" AMBIGUITY IN BRADLEY COOPER'S 'MAESTRO' "

     Leonard Bernstein's biopic, "MAESTRO," starring Bradley Cooper, is a recent film that deserves to be seen and appreciated. But that observation is not because it's a biopic about a great American composer/conductor. In fact, the movie is also about another creator, namely the director, producer and screenwriter of the work itself: Bradley Cooper. Thus, the style, content and themes derive from Cooper's own imagination, beliefs, and even, perhaps, his real life. ( Pardon yours truly from being presumptuous on that last assumption. )
     Another point about the importance of "Maestro" needs attention as well. Both Martin Scorsese and Steven Spielberg are the film's producers, men who are considered by many as great American movie makers. (Scorsese, particularly, owes his success to someone else - a NYU cinema professor who was his mentor ). While Scorsese and Spielberg have produced many projects showcasing the talent of other individuals, we feel that Cooper's endeavor is different: more ambitious, controversial, personal, compelling. But the work needed help from special people like Scorsese and Spielberg, who had also been aided themselves by extraordinary individuals.

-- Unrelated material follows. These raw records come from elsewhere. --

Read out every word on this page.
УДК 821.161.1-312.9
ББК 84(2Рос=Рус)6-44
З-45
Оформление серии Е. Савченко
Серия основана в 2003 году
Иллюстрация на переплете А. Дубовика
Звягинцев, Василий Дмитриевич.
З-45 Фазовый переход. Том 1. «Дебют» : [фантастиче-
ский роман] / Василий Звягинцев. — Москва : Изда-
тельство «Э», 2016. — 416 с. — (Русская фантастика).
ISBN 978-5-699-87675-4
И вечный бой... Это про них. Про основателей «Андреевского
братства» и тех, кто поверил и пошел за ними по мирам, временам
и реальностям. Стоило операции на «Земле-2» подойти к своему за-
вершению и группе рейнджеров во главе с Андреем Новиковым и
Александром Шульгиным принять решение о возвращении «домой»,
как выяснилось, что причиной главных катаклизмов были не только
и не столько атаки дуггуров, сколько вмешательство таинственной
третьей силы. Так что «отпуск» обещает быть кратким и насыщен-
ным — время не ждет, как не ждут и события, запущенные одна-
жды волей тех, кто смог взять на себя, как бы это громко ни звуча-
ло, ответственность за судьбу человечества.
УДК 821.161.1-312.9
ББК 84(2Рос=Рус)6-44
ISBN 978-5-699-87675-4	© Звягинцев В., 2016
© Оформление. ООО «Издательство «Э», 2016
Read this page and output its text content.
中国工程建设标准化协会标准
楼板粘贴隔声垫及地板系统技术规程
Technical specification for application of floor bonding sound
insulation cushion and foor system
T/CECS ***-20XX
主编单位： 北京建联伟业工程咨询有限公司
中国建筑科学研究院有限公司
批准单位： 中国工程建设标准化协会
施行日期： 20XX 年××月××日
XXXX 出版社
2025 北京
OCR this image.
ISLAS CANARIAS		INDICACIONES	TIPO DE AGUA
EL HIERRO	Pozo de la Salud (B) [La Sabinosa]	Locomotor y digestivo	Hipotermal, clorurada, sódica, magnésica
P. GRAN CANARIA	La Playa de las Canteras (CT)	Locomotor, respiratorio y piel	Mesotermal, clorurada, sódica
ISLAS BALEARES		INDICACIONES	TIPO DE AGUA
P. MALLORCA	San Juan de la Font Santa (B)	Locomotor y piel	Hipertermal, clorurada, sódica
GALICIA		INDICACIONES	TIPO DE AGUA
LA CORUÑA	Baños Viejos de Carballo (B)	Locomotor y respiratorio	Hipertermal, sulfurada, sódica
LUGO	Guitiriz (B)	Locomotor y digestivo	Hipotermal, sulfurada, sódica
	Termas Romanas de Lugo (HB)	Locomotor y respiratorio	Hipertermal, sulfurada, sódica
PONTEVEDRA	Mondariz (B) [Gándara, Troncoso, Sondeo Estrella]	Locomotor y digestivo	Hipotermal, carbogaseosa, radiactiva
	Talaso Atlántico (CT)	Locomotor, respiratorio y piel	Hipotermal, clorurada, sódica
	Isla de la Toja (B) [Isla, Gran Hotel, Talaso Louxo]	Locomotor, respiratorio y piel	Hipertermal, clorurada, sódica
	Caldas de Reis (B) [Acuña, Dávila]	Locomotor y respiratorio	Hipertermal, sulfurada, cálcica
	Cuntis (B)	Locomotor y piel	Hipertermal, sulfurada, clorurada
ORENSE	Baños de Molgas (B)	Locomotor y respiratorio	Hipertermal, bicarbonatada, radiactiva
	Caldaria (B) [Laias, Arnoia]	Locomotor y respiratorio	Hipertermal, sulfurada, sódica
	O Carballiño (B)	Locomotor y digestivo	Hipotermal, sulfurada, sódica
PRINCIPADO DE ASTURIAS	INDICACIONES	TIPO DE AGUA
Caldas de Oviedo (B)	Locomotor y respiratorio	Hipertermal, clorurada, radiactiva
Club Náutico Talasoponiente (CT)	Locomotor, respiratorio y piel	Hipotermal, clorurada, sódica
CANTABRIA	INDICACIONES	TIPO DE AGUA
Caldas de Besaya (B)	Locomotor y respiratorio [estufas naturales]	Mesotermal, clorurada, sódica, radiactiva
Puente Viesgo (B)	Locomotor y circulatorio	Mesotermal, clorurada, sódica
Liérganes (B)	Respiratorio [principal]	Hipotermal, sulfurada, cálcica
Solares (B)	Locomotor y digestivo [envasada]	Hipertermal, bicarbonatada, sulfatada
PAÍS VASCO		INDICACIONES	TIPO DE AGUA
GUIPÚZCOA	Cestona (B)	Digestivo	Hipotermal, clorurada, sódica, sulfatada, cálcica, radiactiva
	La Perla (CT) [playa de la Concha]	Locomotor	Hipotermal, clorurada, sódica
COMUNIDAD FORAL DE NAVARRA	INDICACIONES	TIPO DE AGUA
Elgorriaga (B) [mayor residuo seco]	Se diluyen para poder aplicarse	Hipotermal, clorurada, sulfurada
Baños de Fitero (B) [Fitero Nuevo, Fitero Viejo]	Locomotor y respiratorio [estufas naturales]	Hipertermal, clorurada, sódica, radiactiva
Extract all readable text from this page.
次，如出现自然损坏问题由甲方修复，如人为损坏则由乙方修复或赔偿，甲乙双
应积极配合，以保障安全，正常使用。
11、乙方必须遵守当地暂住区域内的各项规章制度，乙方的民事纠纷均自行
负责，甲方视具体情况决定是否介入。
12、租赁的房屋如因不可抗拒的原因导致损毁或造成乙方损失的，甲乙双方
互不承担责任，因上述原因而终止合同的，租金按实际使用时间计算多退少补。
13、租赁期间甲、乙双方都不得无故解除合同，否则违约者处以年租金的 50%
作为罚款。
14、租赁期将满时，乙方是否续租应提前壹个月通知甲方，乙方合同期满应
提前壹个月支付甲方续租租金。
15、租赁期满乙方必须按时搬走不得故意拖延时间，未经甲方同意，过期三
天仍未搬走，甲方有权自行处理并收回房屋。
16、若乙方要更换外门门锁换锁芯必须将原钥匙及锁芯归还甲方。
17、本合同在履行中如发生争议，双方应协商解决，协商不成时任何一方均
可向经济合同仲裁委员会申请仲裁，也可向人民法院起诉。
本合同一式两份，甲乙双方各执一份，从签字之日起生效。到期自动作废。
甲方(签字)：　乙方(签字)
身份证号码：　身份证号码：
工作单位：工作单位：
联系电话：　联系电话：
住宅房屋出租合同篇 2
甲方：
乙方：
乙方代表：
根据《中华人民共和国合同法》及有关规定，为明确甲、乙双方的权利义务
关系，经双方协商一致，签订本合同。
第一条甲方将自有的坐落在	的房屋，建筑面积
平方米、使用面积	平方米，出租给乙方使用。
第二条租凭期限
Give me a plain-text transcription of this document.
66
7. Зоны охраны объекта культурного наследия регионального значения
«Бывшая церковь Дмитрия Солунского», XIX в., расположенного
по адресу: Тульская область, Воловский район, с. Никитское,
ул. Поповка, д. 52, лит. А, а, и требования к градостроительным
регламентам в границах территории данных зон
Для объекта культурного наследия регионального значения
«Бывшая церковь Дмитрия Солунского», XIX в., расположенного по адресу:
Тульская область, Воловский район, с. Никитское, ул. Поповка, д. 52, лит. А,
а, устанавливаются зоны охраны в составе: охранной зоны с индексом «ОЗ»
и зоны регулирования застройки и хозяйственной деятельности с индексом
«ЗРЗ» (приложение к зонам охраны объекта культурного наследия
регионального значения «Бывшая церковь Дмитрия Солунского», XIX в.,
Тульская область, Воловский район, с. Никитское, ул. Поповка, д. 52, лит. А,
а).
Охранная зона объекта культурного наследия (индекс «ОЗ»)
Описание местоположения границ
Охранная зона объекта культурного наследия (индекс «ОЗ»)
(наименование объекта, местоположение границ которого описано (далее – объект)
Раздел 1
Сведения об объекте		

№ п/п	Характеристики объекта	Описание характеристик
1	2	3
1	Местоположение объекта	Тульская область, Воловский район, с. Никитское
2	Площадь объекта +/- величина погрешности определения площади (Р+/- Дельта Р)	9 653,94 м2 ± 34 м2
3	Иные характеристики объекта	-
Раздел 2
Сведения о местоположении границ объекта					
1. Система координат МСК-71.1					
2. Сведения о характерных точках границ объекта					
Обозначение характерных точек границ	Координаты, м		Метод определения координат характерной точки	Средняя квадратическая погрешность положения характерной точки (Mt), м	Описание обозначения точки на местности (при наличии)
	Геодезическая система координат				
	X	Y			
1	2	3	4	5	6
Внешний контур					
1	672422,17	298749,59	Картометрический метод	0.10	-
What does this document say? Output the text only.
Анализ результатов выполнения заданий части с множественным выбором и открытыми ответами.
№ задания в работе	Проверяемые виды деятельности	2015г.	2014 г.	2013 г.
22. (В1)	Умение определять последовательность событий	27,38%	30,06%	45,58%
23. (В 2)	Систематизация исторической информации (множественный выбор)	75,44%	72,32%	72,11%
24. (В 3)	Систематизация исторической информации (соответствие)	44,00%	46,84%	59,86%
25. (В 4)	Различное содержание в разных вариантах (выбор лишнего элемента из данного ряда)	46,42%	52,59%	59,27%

     The film's thematic value is as important as these already mentioned comments: that is, the idea of contradiction. Such aspects are narrative in nature, concerning the movie's characters. For example, obviously, there's Bernstein's dual sexuality and his compulsion to do many things at one time ( pointed out in an Edward R. Murrow interview on TV ). There's also, as his wife tells him, his liking of people. Yet he actually hates them. Opposition abounds in other ways, namely Bernstein's emotional personality vs. his wife's much more restricted demeanor.
    Contradiction exists in "Maestro's" cinematic style, too. Thus, it forms consistent, coherent and stunning visual imagery or patterns. First, there is the way the camera views scenes in long shots and long takes while Bernstein and his wife, Felicia, are often having an emotional conversation: an intimate/close interchange is seen from a distance. Another contradictory pattern is apparent when a character is facing the camera/viewer and then turns he/her back on us, especially dramatic in the film's last shot.
     It must be noted that "Maestro's" opening montage begins various visual contradictions which continue to the film's end. For example, the opening shot is in color changing to black and white,
the following scenes going from place to place and time to time ( from Bernstein's bedroom to a theatre ). From present to past.
     Whatever various themes viewers may attribute to "Maestro" ( particularly that it is a love story about Bernstein and his wife or Bernstein's love for his family ) we are basically left with one main idea: AMBIGUITY. Which is another way of characterizing contradiction. 
     Many of us may accept ambiguity to identify Leonard Bernstein: If so, it makes perfect sense. After all, to be ambiguous is to be human and in this case, a genius as well.